Mi viaje nunca ha sido el de un músico convencional. He sido siempre un alquimista del sonido. Cuando mi música comenzó a exigir una voz que no existía en este mundo, mis propias manos tuvieron que tallarla. Así nació la Vihuela Andina. No surgió en el banco de trabajo de un artesano tradicional, sino de la desesperación luminosa de un compositor que necesitaba construir su propio puente de madera para cruzar hacia una nueva dimensión sonora. Fui luthier por instinto de supervivencia artística; un inventor que no replica la historia, sino que esculpe las herramientas de su propio futuro.

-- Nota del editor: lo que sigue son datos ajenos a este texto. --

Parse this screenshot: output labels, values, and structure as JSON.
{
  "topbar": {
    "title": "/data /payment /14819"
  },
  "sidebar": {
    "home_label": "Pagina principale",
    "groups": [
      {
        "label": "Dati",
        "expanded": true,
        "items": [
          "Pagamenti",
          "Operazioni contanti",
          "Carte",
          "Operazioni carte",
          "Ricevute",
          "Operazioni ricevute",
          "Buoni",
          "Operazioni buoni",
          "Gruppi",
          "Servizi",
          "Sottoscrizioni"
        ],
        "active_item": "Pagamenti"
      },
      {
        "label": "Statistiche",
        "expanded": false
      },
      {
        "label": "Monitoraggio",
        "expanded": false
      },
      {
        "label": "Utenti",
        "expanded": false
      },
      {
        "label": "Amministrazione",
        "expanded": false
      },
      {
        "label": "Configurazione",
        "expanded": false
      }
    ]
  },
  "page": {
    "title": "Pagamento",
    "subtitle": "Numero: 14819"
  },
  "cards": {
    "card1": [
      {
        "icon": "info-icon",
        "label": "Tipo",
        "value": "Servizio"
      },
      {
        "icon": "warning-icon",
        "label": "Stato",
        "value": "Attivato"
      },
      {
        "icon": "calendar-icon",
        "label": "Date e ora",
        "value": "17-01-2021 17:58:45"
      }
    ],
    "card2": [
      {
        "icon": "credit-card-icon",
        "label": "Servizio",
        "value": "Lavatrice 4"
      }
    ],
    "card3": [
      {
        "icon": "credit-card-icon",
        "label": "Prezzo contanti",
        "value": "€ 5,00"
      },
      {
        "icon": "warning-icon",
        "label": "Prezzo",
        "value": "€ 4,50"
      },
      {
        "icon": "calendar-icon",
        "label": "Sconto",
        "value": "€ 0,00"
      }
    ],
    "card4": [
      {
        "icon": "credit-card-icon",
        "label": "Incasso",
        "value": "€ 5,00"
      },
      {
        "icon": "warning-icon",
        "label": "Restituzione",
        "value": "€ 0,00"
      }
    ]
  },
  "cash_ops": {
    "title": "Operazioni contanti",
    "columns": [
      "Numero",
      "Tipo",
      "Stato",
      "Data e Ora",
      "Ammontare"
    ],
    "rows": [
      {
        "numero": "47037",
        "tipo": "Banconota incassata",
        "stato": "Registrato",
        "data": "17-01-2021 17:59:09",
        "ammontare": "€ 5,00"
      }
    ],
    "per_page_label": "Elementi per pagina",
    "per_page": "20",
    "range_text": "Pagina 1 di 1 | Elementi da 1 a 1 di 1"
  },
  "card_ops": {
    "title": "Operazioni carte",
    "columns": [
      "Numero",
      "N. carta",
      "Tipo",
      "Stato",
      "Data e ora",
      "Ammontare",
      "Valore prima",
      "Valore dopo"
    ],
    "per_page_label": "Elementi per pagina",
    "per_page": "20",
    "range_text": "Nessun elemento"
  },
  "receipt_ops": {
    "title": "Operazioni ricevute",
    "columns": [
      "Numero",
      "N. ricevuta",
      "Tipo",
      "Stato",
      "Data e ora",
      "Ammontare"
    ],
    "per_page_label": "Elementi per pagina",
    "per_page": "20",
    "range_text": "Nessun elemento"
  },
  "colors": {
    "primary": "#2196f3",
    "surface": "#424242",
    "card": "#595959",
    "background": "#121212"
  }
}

Como artista de doble nacionalidad chileno-sueca, mi vida y mi sonido habitan en un puente constante entre dos mundos. He caminado desde la rigurosa introspección escandinava durante mis años de academia en Gotemburgo, hasta la inmensidad salvaje del Litoral Central de Chile. Es ese diálogo profundo de raíces y hemisferios lo que me ha llevado a presentar mi madera y mi música en teatros de Francia, China y en giras mundiales, donde destaco a la mítica agrupación Dead Can Dance. He saboreado el reconocimiento de la industria, desde triunfos históricos en el Festival de Viña del Mar hasta múltiples nominaciones a los Premios Pulsar. Pero hoy entiendo que todo ese periplo, de más de tres décadas, era solo una preparación.
En 2026, todo ese caudal creativo desemboca en "Tierra".
Este álbum sinfónico es el salto cuántico de mi carrera y el inicio de mi legado definitivo. Es un encuentro épico y visceral donde la intimidad acústica de la Vihuela Andina colisiona y se abraza con la majestuosidad de una orquesta de cuerdas. Tierra es el lugar donde el compositor, el intérprete y el creador de instrumentos se funden en uno solo.
Bienvenidos a mi nueva era. Bienvenidos a mi origen.